For Christmas my wife gave me a book. 'Tis a good book. A funny book. I have since read this book cover to cover, and I can safely say that it is one of my favorite books.
The Truth about Chuck Norris: 400 Facts About the World's Greatest Human was written by Ian Spector when he was a nerdy college student. Launching a website which produced a random fact generator that spit out thousands of Chuck Norris jokes, Mr. Spector's site quickly averaged over 20 million hits a month. I'm sure that number has gone up since 2007 when the book was published.
So, what is the Chuck Norris phenomenon? How did it get started? I can't venture to say how or why Mr. Norris is so popular as the can-do-all-things-human, but my guess is the success of many seasons of Walker, Texas Ranger played a significant role.
The basic premise behind a Chuck Norris joke is this: If it can't be done by anyone else, Chuck can do it.
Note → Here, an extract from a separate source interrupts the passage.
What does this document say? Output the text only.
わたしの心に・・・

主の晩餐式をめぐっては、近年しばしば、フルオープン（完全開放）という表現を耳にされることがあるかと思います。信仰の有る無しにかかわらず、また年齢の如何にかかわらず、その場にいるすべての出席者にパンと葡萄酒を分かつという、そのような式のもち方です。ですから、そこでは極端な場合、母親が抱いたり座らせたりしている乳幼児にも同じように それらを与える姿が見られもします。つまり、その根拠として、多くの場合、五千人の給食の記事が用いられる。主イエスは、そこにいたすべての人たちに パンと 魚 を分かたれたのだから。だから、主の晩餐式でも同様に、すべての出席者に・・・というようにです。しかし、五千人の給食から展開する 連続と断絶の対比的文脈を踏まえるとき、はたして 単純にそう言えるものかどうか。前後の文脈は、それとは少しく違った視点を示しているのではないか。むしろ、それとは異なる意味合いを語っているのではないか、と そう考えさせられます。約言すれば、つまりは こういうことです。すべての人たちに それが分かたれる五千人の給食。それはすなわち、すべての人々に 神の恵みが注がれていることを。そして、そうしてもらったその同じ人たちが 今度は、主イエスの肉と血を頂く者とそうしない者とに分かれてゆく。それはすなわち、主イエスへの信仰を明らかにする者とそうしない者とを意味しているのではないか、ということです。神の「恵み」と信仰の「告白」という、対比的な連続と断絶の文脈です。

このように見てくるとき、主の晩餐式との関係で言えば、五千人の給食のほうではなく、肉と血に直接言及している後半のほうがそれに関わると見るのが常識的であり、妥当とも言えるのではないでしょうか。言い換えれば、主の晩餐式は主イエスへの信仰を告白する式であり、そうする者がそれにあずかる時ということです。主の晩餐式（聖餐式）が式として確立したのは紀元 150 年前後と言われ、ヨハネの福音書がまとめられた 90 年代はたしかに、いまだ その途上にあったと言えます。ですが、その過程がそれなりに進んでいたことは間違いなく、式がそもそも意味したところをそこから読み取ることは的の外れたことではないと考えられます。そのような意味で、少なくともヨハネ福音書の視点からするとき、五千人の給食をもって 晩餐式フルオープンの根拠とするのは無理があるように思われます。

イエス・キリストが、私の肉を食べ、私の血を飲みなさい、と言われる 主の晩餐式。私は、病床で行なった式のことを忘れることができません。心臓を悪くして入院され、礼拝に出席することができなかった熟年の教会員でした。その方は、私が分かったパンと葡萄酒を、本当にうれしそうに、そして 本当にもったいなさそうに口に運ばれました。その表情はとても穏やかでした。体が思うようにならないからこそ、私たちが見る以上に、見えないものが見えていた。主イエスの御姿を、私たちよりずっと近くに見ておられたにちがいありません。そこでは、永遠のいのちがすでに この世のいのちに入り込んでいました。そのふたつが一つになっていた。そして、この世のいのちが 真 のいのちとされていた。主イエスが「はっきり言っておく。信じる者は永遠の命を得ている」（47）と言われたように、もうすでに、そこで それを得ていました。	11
I could continue with a dry description of what is classified as a good Norris joke, but I'd rather just give you some. You'll get the point pretty quickly I think. Enjoy.
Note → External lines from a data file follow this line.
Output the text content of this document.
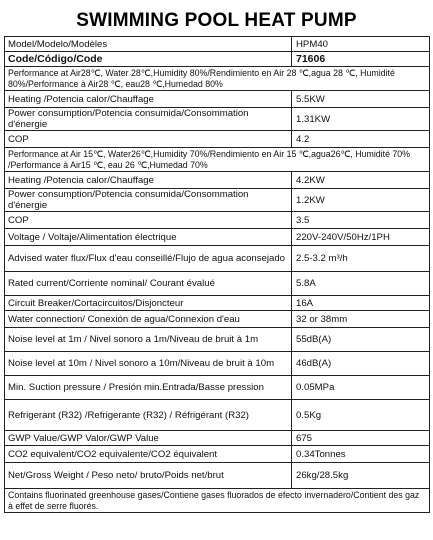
SWIMMING POOL HEAT PUMP
Model/Modelo/Modèles	HPM40
Code/Código/Code	71606
Performance at Air28℃, Water 28℃,Humidity 80%/Rendimiento en Air 28 ℃,agua 28 ℃, Humidité 80%/Performance à Air28 ℃, eau28 ℃,Humedad 80%	
Heating /Potencia calor/Chauffage	5.5KW
Power consumption/Potencia consumida/Consommation d'énergie	1.31KW
COP	4.2
Performance at Air 15℃, Water26℃,Humidity 70%/Rendimiento en Air 15 ℃,agua26℃, Humidité 70% /Performance à Air15 ℃, eau 26 ℃,Humedad 70%	
Heating /Potencia calor/Chauffage	4.2KW
Power consumption/Potencia consumida/Consommation d'énergie	1.2KW
COP	3.5
Voltage / Voltaje/Alimentation électrique	220V-240V/50Hz/1PH
Advised water flux/Flux d'eau conseillé/Flujo de agua aconsejado	2.5-3.2 m³/h
Rated current/Corriente nominal/ Courant évalué	5.8A
Circuit Breaker/Cortacircuitos/Disjoncteur	16A
Water connection/ Conexión de agua/Connexion d'eau	32 or 38mm
Noise level at 1m / Nivel sonoro a 1m/Niveau de bruit à 1m	55dB(A)
Noise level at 10m / Nivel sonoro a 10m/Niveau de bruit à 10m	46dB(A)
Min. Suction pressure / Presión min.Entrada/Basse pression	0.05MPa
Refrigerant (R32) /Refrigerante (R32) / Réfrigérant (R32)	0.5Kg
GWP Value/GWP Valor/GWP Value	675
CO2 equivalent/CO2 equivalente/CO2 équivalent	0.34Tonnes
Net/Gross Weight / Peso neto/ bruto/Poids net/brut	26kg/28.5kg
Contains fluorinated greenhouse gases/Contiene gases fluorados de efecto invernadero/Contient des gaz à effet de serre fluorés.	
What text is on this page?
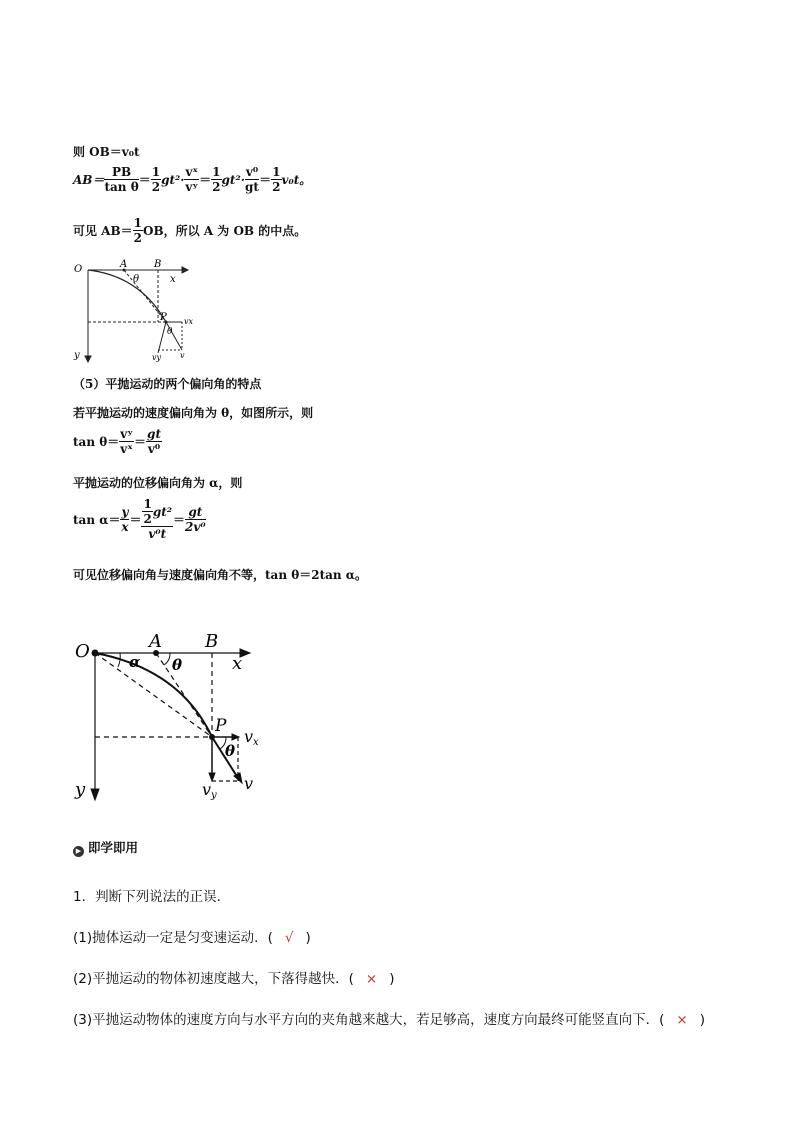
则 OB＝v₀t
$AB= \frac{PB}{\text{tan θ}} = \frac{1}{2} gt^2\cdot \frac{\text{vˣ}}{\text{vʸ}} = \frac{1}{2} gt^2\cdot \frac{\text{v⁰}}{gt} = \frac{1}{2} v_0t$。
可见 $AB= \frac{1}{2}$ OB，所以 A 为 OB 的中点。
O	A	B
θ	x
y
P
θ
vx
vy v
（5）平抛运动的两个偏向角的特点
若平抛运动的速度偏向角为 θ，如图所示，则
$\tan \theta= \frac{\text{vʸ}}{\text{vˣ}} = \frac{gt}{\text{v⁰}}$
平抛运动的位移偏向角为 α，则
$\tan \alpha= \frac{y}{x} = \frac{\frac{1}{2} gt^2}{\text{v⁰t}} = \frac{gt}{\text{2v⁰}}$
可见位移偏向角与速度偏向角不等，tan θ＝2tan α。
O	A B
α θ	x
y
P
θ
vx
vy
v
▶ 即学即用
1．判断下列说法的正误．
(1)抛体运动一定是匀变速运动．( √ )
(2)平抛运动的物体初速度越大，下落得越快．( × )
(3)平抛运动物体的速度方向与水平方向的夹角越来越大，若足够高，速度方向最终可能竖直向下．( × )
Chuck Norris' tears cure cancer. Too bad he never cries.
Chuck Norris can slam a revolving door.
Chuck Norris makes onions cry.
Chuck Norris is the only human to have ever tamed a dinosaur.
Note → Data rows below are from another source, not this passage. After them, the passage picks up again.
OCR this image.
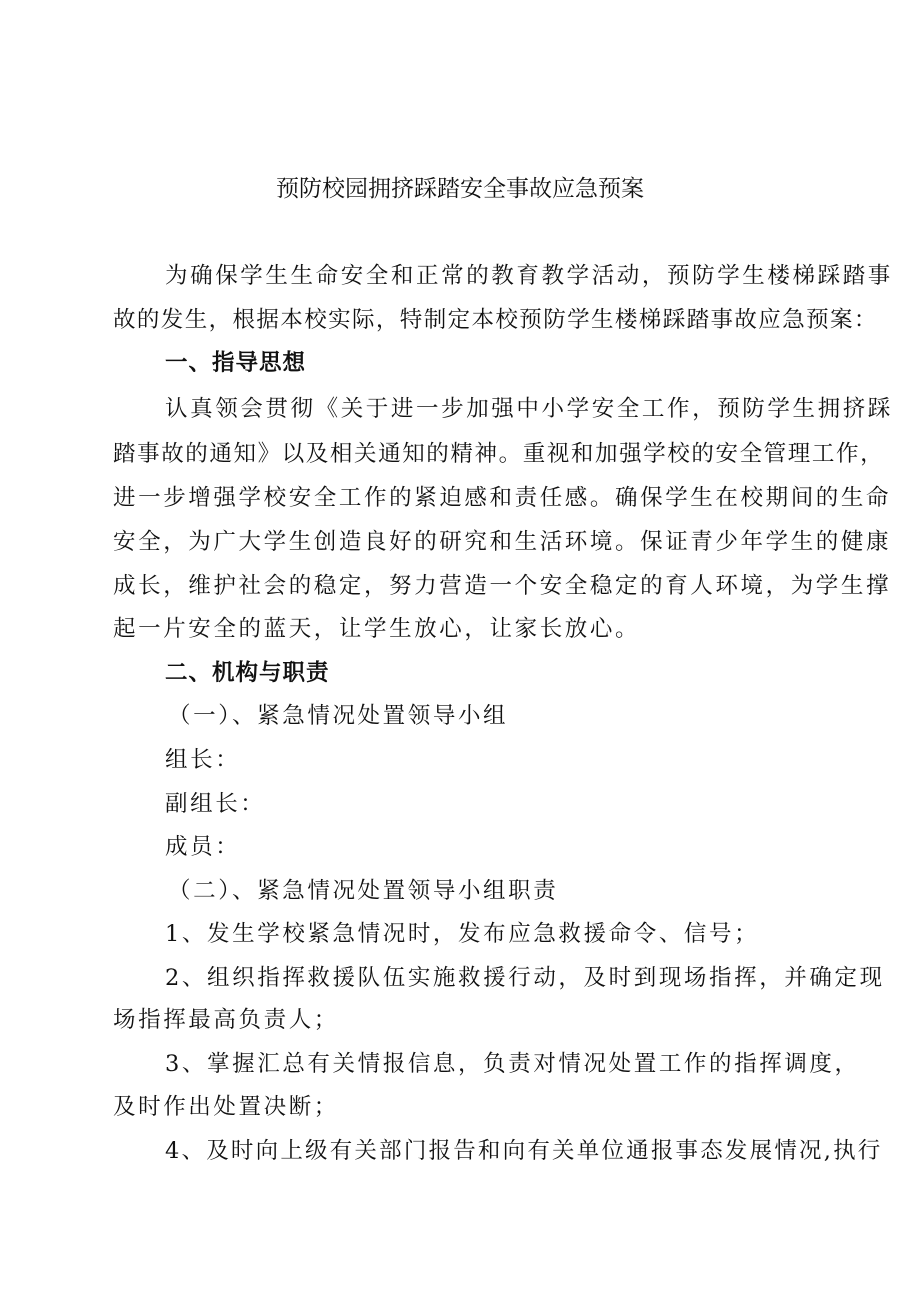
预防校园拥挤踩踏安全事故应急预案
为确保学生生命安全和正常的教育教学活动，预防学生楼梯踩踏事
故的发生，根据本校实际，特制定本校预防学生楼梯踩踏事故应急预案：
一、指导思想
认真领会贯彻《关于进一步加强中小学安全工作，预防学生拥挤踩
踏事故的通知》以及相关通知的精神。重视和加强学校的安全管理工作，
进一步增强学校安全工作的紧迫感和责任感。确保学生在校期间的生命
安全，为广大学生创造良好的研究和生活环境。保证青少年学生的健康
成长，维护社会的稳定，努力营造一个安全稳定的育人环境，为学生撑
起一片安全的蓝天，让学生放心，让家长放心。
二、机构与职责
（一）、紧急情况处置领导小组
组长：
副组长：
成员：
（二）、紧急情况处置领导小组职责
1、发生学校紧急情况时，发布应急救援命令、信号；
2、组织指挥救援队伍实施救援行动，及时到现场指挥，并确定现
场指挥最高负责人；
3、掌握汇总有关情报信息，负责对情况处置工作的指挥调度，
及时作出处置决断；
4、及时向上级有关部门报告和向有关单位通报事态发展情况,执行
Superman owns a pair of Chuck Norris pajamas.
When the Incredible Hulk gets angry, he turns into Chuck Norris.
When the Boogey Man goes to sleep at night he checks his closet for Chuck Norris.
Chuck Norris can eat coal and poop out diamonds.
A Cobra once bit Chuck Norris on the leg. After 5 days of excruciating pain the cobra died.
Chuck Norris' DNA isn't a double helix. It's barbed wire.
When Chuck Norris sends in his taxes, he mails blank forms and includes only a picture of himself, crouched and ready to attack. Chuck Norris has never had to pay taxes.
Chuck Norris can turn back time by simply staring at the clock and flexing.
The symbol for Chuck Norris in sign language is a middle finger on fire.
Jesus wore a bracelet that read "WWCND?"
Chuck Norris won a staring contest with Medusa.
When you open a can of "whoop-ass," Chuck Norris jumps out.
Chuck Norris can speak Brail.
I think you get the point. If these jokes aren't funny to you, then I'm sorry, you just don't get them and probably operate on a higher level of sophistication than the rest of us. For those who do find them funny, these jokes can be made up by anyone, so if you have any originals, please post them on the comments section.
And finally, when I got the book for Christmas it was not wrapped. It only had a note card, fastened on by ribbon, which read, "So this book was wrapped, but the picture of Church Norris on the cover made the paper rip itself off..."
3 comments:
I am sitting in Panera giggling like an idiot. I must not be sophisticated, because every one of these jokes is hilarious to me. Love the one about Hulk. I have never heard that one. You may need to have a Daily CN post or something. In a year and a half you could be done with the book. Props to Heather for the joke about the wrapping paper. She is so funny.
I'm converted! And now so glad I risked my life and reputation to see his movie in my teens.
Finish this sentance: If Chuck Norris wrote a blog -
If Chuck Norris was on call, his pager would faith heal every patient!